Sialic Acid-Decorated Glycodendrimers Photolytically Disrupt Alzheimer's Aβ42-Fibrils into Soluble Oligomers

The accumulation of amyloid Aβ42-fibrils is a central pathological hallmark of Alzheimer's disease (AD), strongly linked to cognitive dysfunction. Current therapeutic strategies often fall short in reversing existing fibril formation, primarily focusing on preventing new aggregation. There's a critical unmet need for interventions that can actively degrade pre-formed Aβ42 fibrils to halt or reverse disease progression. This research explores a novel photolytic approach using engineered dendrimers to address this gap.

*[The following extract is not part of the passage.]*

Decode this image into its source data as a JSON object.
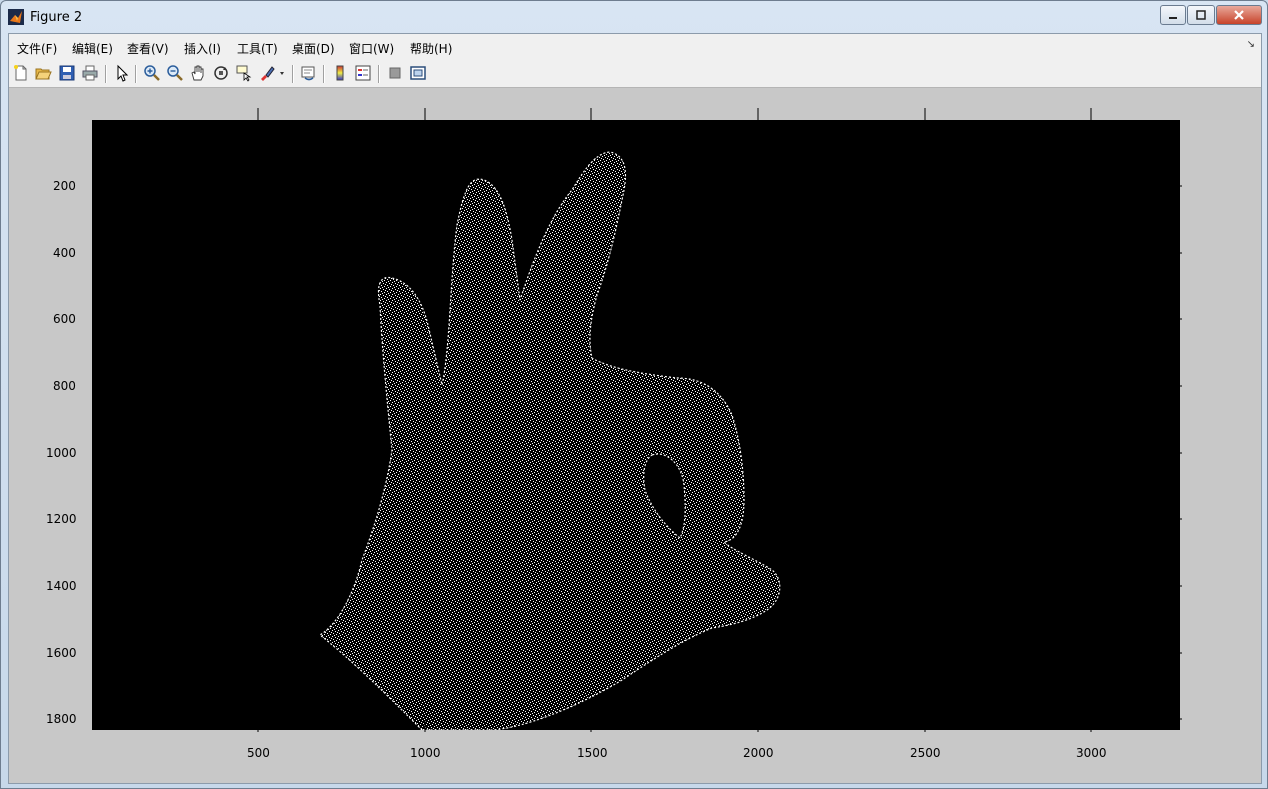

Researchers synthesized rationally designed sialic acid functionalized porphyrin-cored first and second-generation dendrimers using click chemistry. These glycoporphyrin dendrimers were then tested for their ability to degrade pre-formed Aβ42 fibrils upon irradiation. The study assessed fibril fragmentation using high-resolution imaging, particle size analysis, and analysis of peptide secondary structure distribution. Additionally, the dendrimers' cytotoxicity was evaluated in neuroblastoma cells, both with and without irradiation, to determine their protective effects against Aβ42 fibril-mediated cytotoxicity.

The synthesized sialic acid-functionalized glycoporphyrin dendrimers demonstrated a promising ability to degrade Aβ42 fibrils into lower-order soluble oligomers when photoactivated. This degradation was characterized by a gradual fragmentation of the β-sheet-rich Aβ42 fibrils into unstructured forms, confirmed by high-resolution imaging, particle size analysis, and changes in peptide secondary structure. Importantly, the glycodendrimers were found to be non-toxic, even under irradiation conditions. > The photoactivated glycodendrimers successfully rescued neuroblastoma cells from Aβ42 fibril-mediated cytotoxicity, indicating a protective effect against the neurotoxic aggregates. The proposed mechanism involves the rupture of hydrogen bonds within the fibrils by singlet oxygen species (ROS) generated from the excited porphyrin core upon light exposure.